Extended Data Fig. 4: scRNA-seq analysis of hepatic ILC1s from WT and HobitKO mice.
From: Effector differentiation downstream of lineage commitment in ILC1s is driven by Hobit across tissues
a Schematic representation of the Hobit locus of Hobit KO mice. b Absolute numbers of liver NK cells of WT and HobitKO mice. c Representative FACS analysis displaying Lin−NK1.1+ hepatic ILC1s and NK cells in HobitTom/WT and HobitTom/KO mice. Bar graphs indicate absolute numbers of liver ILC1s. Data in (b) and (c) are pooled from 2 independent experiments with n=3 (b) and n=2 and 3 (c) mice per group. d Representative FACS analysis of liver ILC1s of HobitKO RORc-eYFP fate mapper (FM) mice. Bar graph shows frequency of RORc fate map-positive cells within CD127+ and CD127− liver ILC1s.
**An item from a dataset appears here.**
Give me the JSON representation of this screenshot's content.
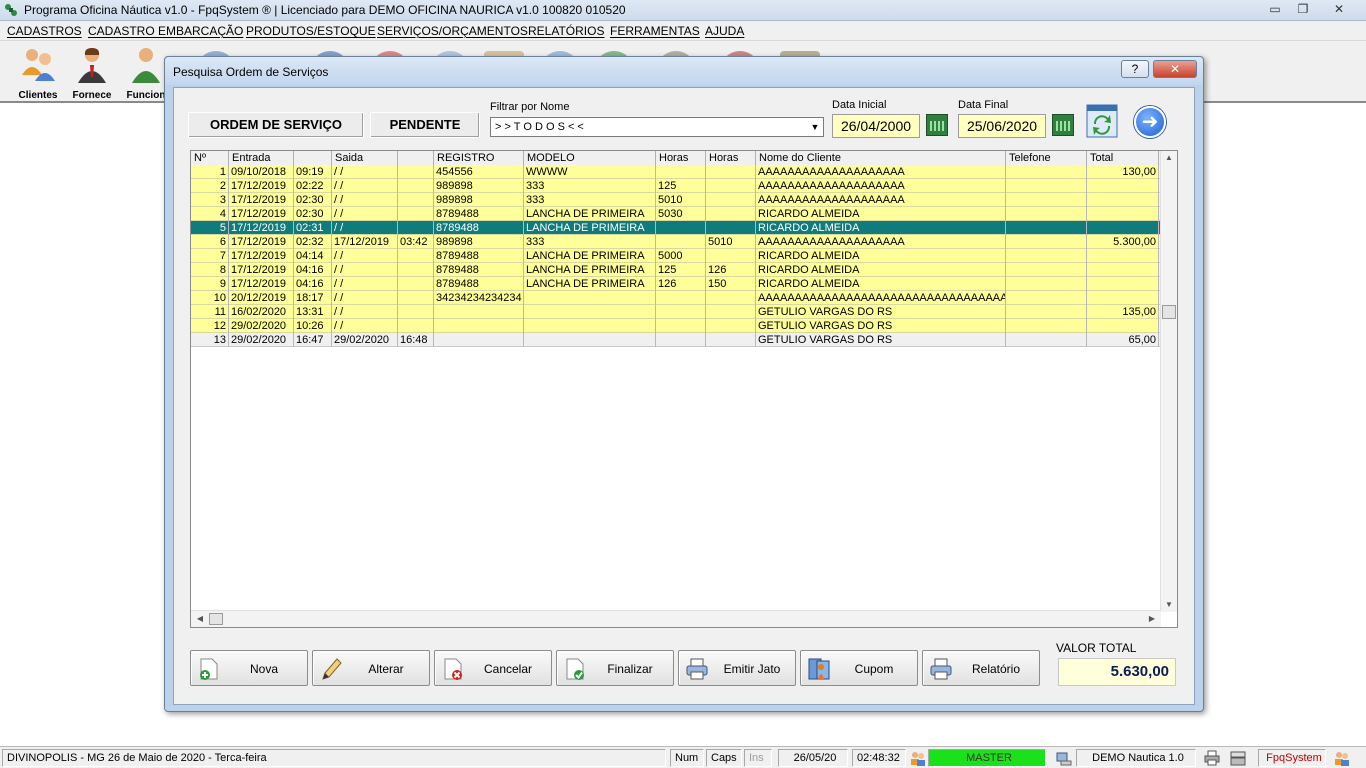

Data are representative of 2 independent experiments with n=2-3 mice per group. e-g scRNA-seq of hash-tagged liver ILC1 sorted from HobitTom/WT and HobitTom/KO mice. e General QC, low quality cells (feature counts > 1000 and percentage of genes mapped to mitochondrial genome < 8) and cell doublets filtering and demultiplexing of Hashtag (HT) antibodies allows to separate HobitKO/Tom (KO) and HobitTom/WT (WT). Single cell transcriptome visualization using a UMAP color-coded by clusters and the sample WT or KO as indicated by the binary detection of the HT antibodies. f Volcano plot displaying significantly differentially expressed genes between WT and HobitKO ILC1, using Wilcoxon test. Thresholds are displayed at Log2 FC equal 0.5 and Adjusted P value of 0.05. Genes on the right are overexpressed in KO, genes on the left are overexpressed in WT. g Heat map of marker gene expression differentially expressed across liver ILC1s. Cluster number refers to panel (e). h, i Pseudo-temporal ordering of ILC1 single cell transcriptomes with Slingshot. Expression of candidate genes across pseudotime within hash-tagged liver ILC1s sorted from HobitTom/WT and HobitTom/KO mice. Color barcode in (h) indicates cluster identity (as identified in e). Heatmap of expression of selected genes in ILC1 populations along pseudotime (i). Bar graphs indicate individual mice (symbols) and mean (bar), error bars display means ± s.d. Statistical significance was calculated by unpaired two-tailed t-test; **P < 0.01.